The trouble with bridges is they do not generate much money and people trample over them in both directions. It would be far better for Britain to aspire to become a destination in its own right, not just a connection but a node.
That is especially true when it comes to tech. The country’s potential was highlighted in a letter from the UK’s Council for Science and Technology to the Chancellor of the Exchequer in October. Over the past 20 years, Britain has emerged as one of the top three places in the world to invest in innovation. It benefits from a strong R&D base in its universities, world-class scientific and engineering talent and an increasingly mature VC industry.
More than 750 VC-backed companies have scaled to more than $25m in revenue, injecting dynamism into the economy. The advisory council, led by the government’s chief scientific adviser Dame Angela McLean and BP’s former boss Lord Browne, made 5 recommendations:
- Mobilise more of the country’s £4.6tn of pension fund assets for growth capital.
- Improve the connections between private and public markets.
- Develop specialist skills among the British population and attract world-class talent.
- Improve public sector expertise to support innovation.
- Build awareness of the UK as an attractive investment destination.
This is all good and sensible stuff, which the government is fitfully pursuing. In January it pushed ahead with the AI Opportunities Action plan, pulled together by Entrepreneur First’s Matt Clifford, setting up AI growth zones and encouraging datacentre construction. Ministers are also in “very active discussions” to restructure the pension fund sector and encourage them to invest more in private markets.
But a private conversation I had with a Labour politician last week made clear to me why government support for the tech sector is never going to be a top priority. Ministers believe it may worsen, rather than alleviate, inequalities in wealth distribution.
The tech sector tends to be clustered in the more prosperous cities of Britain — most notably London. Its success does not directly support the government’s mission to improve living standards in poorer regions (even if it produces many indirect benefits by lifting the economic growth rate and generating more tax revenue). That government mindset also helps explain the tax rises and reductions of business asset disposal relief that have so irritated the tech sector.

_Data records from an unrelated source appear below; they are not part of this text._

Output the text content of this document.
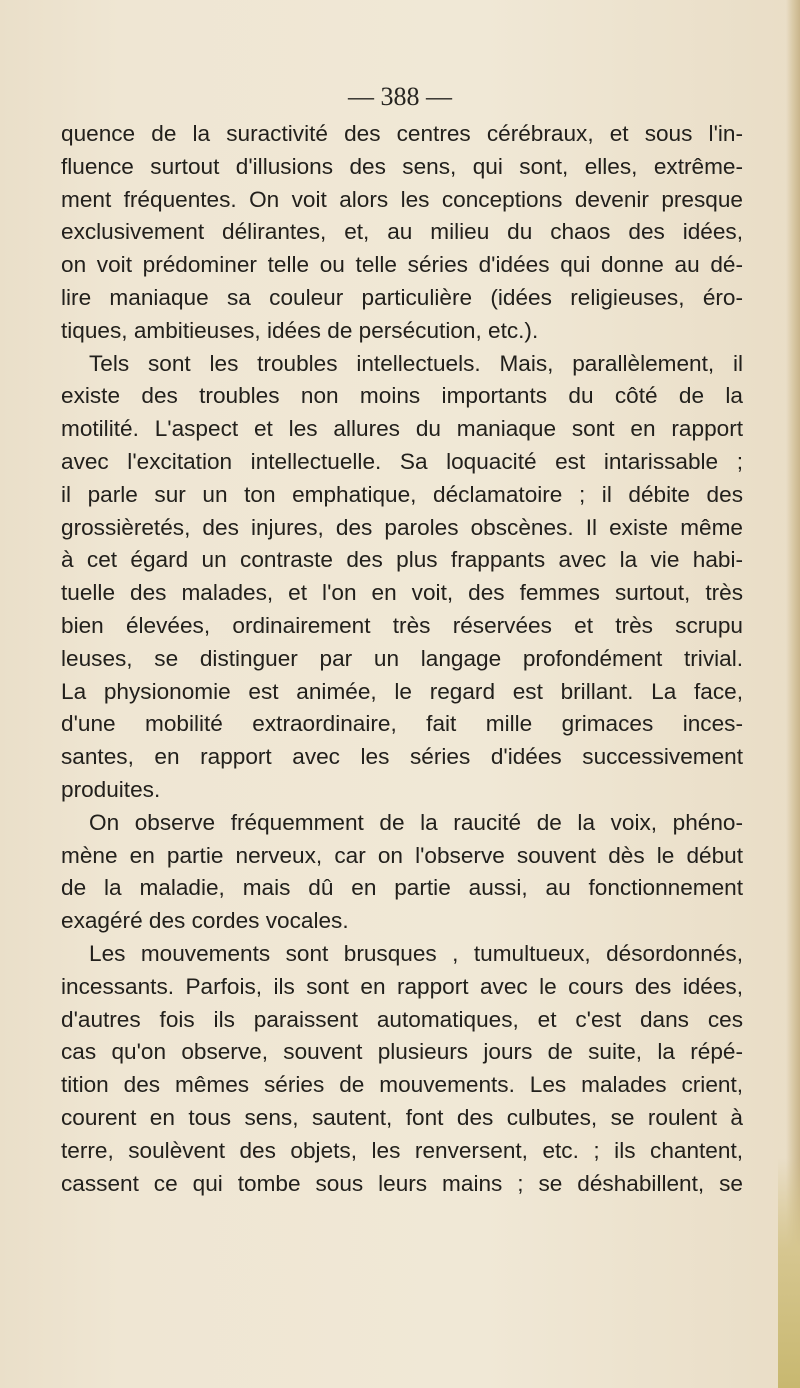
— 388 —
quence de la suractivité des centres cérébraux, et sous l'in-
fluence surtout d'illusions des sens, qui sont, elles, extrême-
ment fréquentes. On voit alors les conceptions devenir presque
exclusivement délirantes, et, au milieu du chaos des idées,
on voit prédominer telle ou telle séries d'idées qui donne au dé-
lire maniaque sa couleur particulière (idées religieuses, éro-
tiques, ambitieuses, idées de persécution, etc.).
Tels sont les troubles intellectuels. Mais, parallèlement, il
existe des troubles non moins importants du côté de la
motilité. L'aspect et les allures du maniaque sont en rapport
avec l'excitation intellectuelle. Sa loquacité est intarissable ;
il parle sur un ton emphatique, déclamatoire ; il débite des
grossièretés, des injures, des paroles obscènes. Il existe même
à cet égard un contraste des plus frappants avec la vie habi-
tuelle des malades, et l'on en voit, des femmes surtout, très
bien élevées, ordinairement très réservées et très scrupu
leuses, se distinguer par un langage profondément trivial.
La physionomie est animée, le regard est brillant. La face,
d'une mobilité extraordinaire, fait mille grimaces inces-
santes, en rapport avec les séries d'idées successivement
produites.
On observe fréquemment de la raucité de la voix, phéno-
mène en partie nerveux, car on l'observe souvent dès le début
de la maladie, mais dû en partie aussi, au fonctionnement
exagéré des cordes vocales.
Les mouvements sont brusques , tumultueux, désordonnés,
incessants. Parfois, ils sont en rapport avec le cours des idées,
d'autres fois ils paraissent automatiques, et c'est dans ces
cas qu'on observe, souvent plusieurs jours de suite, la répé-
tition des mêmes séries de mouvements. Les malades crient,
courent en tous sens, sautent, font des culbutes, se roulent à
terre, soulèvent des objets, les renversent, etc. ; ils chantent,
cassent ce qui tombe sous leurs mains ; se déshabillent, se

The choice, this politician suggested, was whether Britain aspires to become more American or more European when it comes to tech. That dilemma has become all the more acute because of the “craziness” of the Trump administration. It is hard to square the ambition to emulate the US in tech with European sensibilities on welfare spending. Should the UK look east or west? Across the Atlantic or the Channel?
The brutal truth is, as the politician acknowledged, Britain cannot turn its back on the US. It is massively dependent on US tech firms and VCs for technology and capital. That partly explains why the government has been so conspicuously cosying up to the US administration. For example, it followed the US lead and refused to sign the final declaration at the Paris AI Action summit. And it has renamed the UK’s AI Safety Institute the AI Security Institute (safety is an unacceptably woke word in certain Washington circles).
Post-Brexit, Britain’s links with Europe have also weakened. But European founders say the UK remains a good place to start a business, even if less attractive than it once was. Britain is still a big talent magnet for many tech entrepreneurs and London remains Europe’s VC capital.
That suggests that Britain should look neither east or west but within. Simplify regulations for the country’s startups, incentivise entrepreneurship, mobilise more growth capital and do everything possible to make Britain an attractive place for international founders to start — and scale — a business. There are likely to be plenty of foreign and American tech “refugees” from Trump’s regime looking for a new home.
A growing economy will generate more wealth for everyone.